Um onnagata é o filho nascido da união ilegítima do sonho com a
realidade.
3
Quando os famosos
atores da geração anterior foram morrendo, um depois do outro, a autoridade de
Mangiku nos bastidores tornou-se absoluta. Seus discípulos onnagatas o
serviam como empregados particulares; na verdade a hierarquia que observavam,
quando acompanhavam Mangiku no palco, como criadas servindo sua princesa ou sua
grande dama, era exatamente a mesma observada no camarim.
Quem abrisse as
cortinas da porta, com o brasão da família Sanokawa, e entrasse no camarim de
Mangiku, certamente teria uma estranha sensação: aquele santuário encantador
não abrigava um único homem. Até mesmo as figuras do mesmo elenco sentiam, ali
dentro, que estavam na presença do sexo oposto. Sempre que Masuyama ia ao
camarim de Mangiku, a serviço, bastava abrir as cortinas da porta para sentir —
antes mesmo de entrar — uma sensação estranhamente vivida e carnal de sua
própria masculinidade.
Masuyama fora
algumas vezes, a serviço da companhia, aos camarins das coristas de revistas.
Eram ambientes repletos de uma feminilidade quase
sufocante e as moças de pele áspera, esparramadas como animais no zoológico,
lançavam olhares entediados para ele, mas nunca se sentiu tão estranhamente
deslocado quanto no camarim de Mangiku; nada naquelas mulheres de verdade o
fazia sentir-se especialmente masculino.
Os membros do grupo
de Mangiku não demonstravam amizade especial para com Masuyama.
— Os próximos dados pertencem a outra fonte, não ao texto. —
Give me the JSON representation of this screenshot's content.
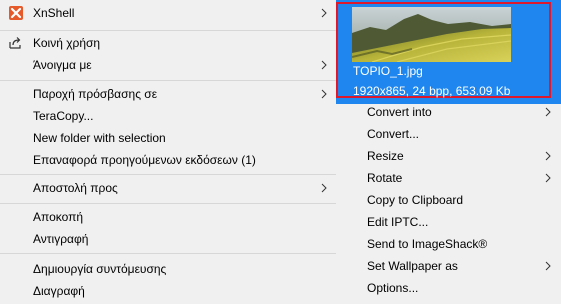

Ao contrario,
ele sabia que falavam dele as escondidas, acusando-o de desrespeito e de ser
arrogante, só por ter frequentado a universidade. Sabia também que as vezes se
irritavam com sua insistência pedante sobre fatos históricos. No mundo do
Kabuki não se da nenhum valor à cultura acadêmica sem talento artístico.
O trabalho de
Masuyama tinha certas compensações. As vezes, quando Mangiku pedia um favor a
alguém — naturalmente só quando estava de bom humor — girava o corpo
diagonalmente na frente da penteadeira, acenando de leve com a cabeça e
sorrindo; o encanto indescritível dos seus olhos nesses momentos fazia com que
Masuyama nada mais desejasse do que servi-lo como escravo. Mangiku, por sua
vez, jamais esquecia sua dignidade: mantinha sempre uma certa distancia, embora
obviamente reconhecesse o próprio encanto. Se fosse uma mulher real, todo o seu
corpo estaria repleto com a fascinação dos olhos. A fascinação de um onnagata
resume-se em uma centelha momentânea, mas o bastante para que tenha existência
própria e as características do eterno feminino.
Mangiku estava
sentado em frente ao espelho depois de sua atuação no Castelo do Senhor
Protetor de Hachijin, o primeiro número do programa. Tirara o quimono e a
peruca do papel da Senhora Hinaginu e vestia um roupão, pois não era obrigado a
aparecer na parte central do programa. Masuyama, informado de que Mangiku
queria vê-lo, havia esperado no camarim pelo fim do Hachijin. O espelho
subitamente explodiu em chamas vermelhas quando Mangiku voltou, enchendo a
porta com o farfalhar de suas roupas. Três discípulos e encarregados do
vestuário aproximaram-se para remover o que devia ser removido e guarda-lo nos
respectivos lugares. Os que deviam sair saíram, permanecendo apenas alguns
discípulos perto do hibachi[2]
no quarto ao lado. O camarim ficou silencioso de um momento para outro. De um
alto-falante no corredor vinham os sons dos martelos dos assistentes do palco
que desmontavam o cenário da peça. Estavam no fim de novembro e o vapor
embaçava as vidraças, tristes como as de uma enfermaria de hospital.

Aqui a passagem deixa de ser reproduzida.